GitHub Pages are quite popular for hosting static sites built by site generators. However, GitHub Pages have some limitations:
- no SSL/TLS for custom domains
- proper support of Jekyll sites only
One possible alternative is to use GitLab Pages, which does not have this limitations. Another possible alternative is to use Travis CI and deploy the site to some shared www hosting. Hetzner offers some good plans, they also include a free-of-charge SSL certificate.
This blogpost describes how to deploy a static site hosted on GitHub, built with Hugo and Travis CI and deployed via FTPS to Hetzner www space.
Preparation steps
- Install hugo on your local system, you might need it in order to build the site locally or test it
- Create some GitHub repository for your site
- Enable Travis for this new repository
Add the first content
Lets create a first commit in our new repository
# git clone or git init a new repository
# create a first commit
$ echo 'this is my hugo site' > README.md
$ git add README.md
$ git commit -m "first commit"
Add some hugo theme as subtree, we use the hugo-future-imperfect theme here:
$ mkdir themes
$ git subtree add -P themes/hugo-future-imperfect https://github.com/jpescador/hugo-future-imperfect.git master
Create a hugo configuration:
$ cat > config.toml <<EOF
languageCode = "en-us"
title = "Demo hugo site"
baseurl = "http://example.com"
theme = "hugo-future-imperfect"
[params]
# Sets the meta tag description, usually reserved for the main page
description = "Some description"
# This will appear on the top left of the navigation bar
navbarTitle = "Cool title"
[params.intro]
header = "This is a header"
paragraph = "This is a paragraph"
about = "Lorem ipsum dolor sit amet..."
[params.postAmount]
sidebar = 2
[[menu.main]]
name = "Blog"
url = "/blog"
identifier = "fa fa-newspaper-o"
weight = 1
[[menu.main]]
name = "Categories"
url = "/categories"
weight = 2
[[menu.main]]
name = "About"
url = "/about"
weight = 3
EOF
Add the first content:
$ hugo new blog/test.md
$ cat > content/blog/test.md <<EOF
+++
title = "Example blog post"
categories = ["test"]
description = "Description of example blogpost"
author = "author"
type = "post"
date = "2017-02-18"
+++
I'm just an example blog post
EOF
# run the internal hugo server and open a browser to see the site
$ hugo server
Put your secrets to travis settings
After you enjoyed your first content with hugo, put the deployment credentials in Travis, in the settings of your project. This credentials contain the FTP data for deployment and Travis will configure them as environment variables in the CI jobs on the base repository (they are not visible to the forks).

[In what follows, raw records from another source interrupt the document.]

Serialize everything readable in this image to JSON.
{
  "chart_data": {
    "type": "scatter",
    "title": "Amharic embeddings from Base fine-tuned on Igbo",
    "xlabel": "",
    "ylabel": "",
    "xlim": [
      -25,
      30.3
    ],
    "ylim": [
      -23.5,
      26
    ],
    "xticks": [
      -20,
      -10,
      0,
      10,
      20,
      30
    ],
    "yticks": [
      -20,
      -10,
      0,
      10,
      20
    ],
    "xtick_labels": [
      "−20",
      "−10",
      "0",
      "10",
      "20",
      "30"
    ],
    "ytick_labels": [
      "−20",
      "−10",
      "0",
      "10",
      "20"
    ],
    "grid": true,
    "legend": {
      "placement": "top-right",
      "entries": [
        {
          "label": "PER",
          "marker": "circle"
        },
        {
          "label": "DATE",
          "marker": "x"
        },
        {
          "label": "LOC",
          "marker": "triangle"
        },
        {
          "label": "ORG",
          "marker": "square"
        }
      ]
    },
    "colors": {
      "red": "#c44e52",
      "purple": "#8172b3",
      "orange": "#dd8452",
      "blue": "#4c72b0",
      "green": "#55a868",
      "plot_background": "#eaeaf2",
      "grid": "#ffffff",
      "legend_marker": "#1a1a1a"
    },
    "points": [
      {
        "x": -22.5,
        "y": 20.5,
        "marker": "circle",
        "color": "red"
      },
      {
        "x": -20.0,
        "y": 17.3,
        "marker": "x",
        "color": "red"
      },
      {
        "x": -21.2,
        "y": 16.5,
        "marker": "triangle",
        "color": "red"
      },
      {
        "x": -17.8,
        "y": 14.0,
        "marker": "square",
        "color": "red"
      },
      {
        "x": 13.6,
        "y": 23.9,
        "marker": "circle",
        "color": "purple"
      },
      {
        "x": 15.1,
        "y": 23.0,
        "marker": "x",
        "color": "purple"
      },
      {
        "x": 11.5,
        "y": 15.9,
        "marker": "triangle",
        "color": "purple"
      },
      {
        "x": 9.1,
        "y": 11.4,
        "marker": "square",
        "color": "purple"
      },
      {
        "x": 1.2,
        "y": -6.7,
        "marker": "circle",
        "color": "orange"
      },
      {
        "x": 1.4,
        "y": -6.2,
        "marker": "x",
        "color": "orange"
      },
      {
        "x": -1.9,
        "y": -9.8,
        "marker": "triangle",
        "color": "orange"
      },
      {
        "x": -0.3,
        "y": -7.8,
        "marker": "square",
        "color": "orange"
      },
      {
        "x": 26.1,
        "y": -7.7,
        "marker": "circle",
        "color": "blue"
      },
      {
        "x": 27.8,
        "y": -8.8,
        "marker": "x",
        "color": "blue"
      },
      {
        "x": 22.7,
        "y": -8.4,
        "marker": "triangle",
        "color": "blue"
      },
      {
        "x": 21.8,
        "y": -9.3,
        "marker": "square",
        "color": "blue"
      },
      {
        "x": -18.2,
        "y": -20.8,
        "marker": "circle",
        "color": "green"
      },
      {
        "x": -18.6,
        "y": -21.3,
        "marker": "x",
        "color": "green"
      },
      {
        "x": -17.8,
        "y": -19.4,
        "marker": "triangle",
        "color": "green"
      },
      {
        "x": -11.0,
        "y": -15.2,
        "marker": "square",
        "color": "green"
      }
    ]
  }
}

Create travis configuration
Add deployment script deploy.sh
to your repository:
#!/bin/sh
# deploy.sh
set -e
sudo apt-get install -y lftp
# deployment via ftp upload. Using FTPS for that
lftp -c "set ftps:initial-prot ''; set ftp:ssl-force true; set ftp:ssl-protect-data true; open ftp://$FTP_USER:$FTP_PASS@$FTP_HOST:21; mirror -eRv public .; quit;"
And add travis configuration .travis.yml
:
# .travis.yml
dist: trusty
sudo: required
install:
- wget -O /tmp/hugo.deb https://github.com/spf13/hugo/releases/download/v0.21/hugo_0.21_Linux-64bit.deb
- sudo dpkg -i /tmp/hugo.deb
script:
- hugo
deploy:
- provider: script
script: ./deploy.sh
skip_cleanup: true
on:
branch: master
In the above configuration we always build the site with hugo and do the deployment step only on master.
Optionally you can also add .htaccess
with http-https redirection if you have already configured SSL for your site:
# static/.htaccess
RewriteEngine on
# Redirect from http to https
RewriteCond %{HTTPS} off
RewriteRule ^(.*)$ https://%{HTTP_HOST}/$1 [R=301,L]
# Add HSTS headers to the https connections
Header set Strict-Transport-Security "max-age=10886400; includeSubDomains" env=HTTPS
Now push everything to GitHub to the master branch and you should see Travis deploying your website.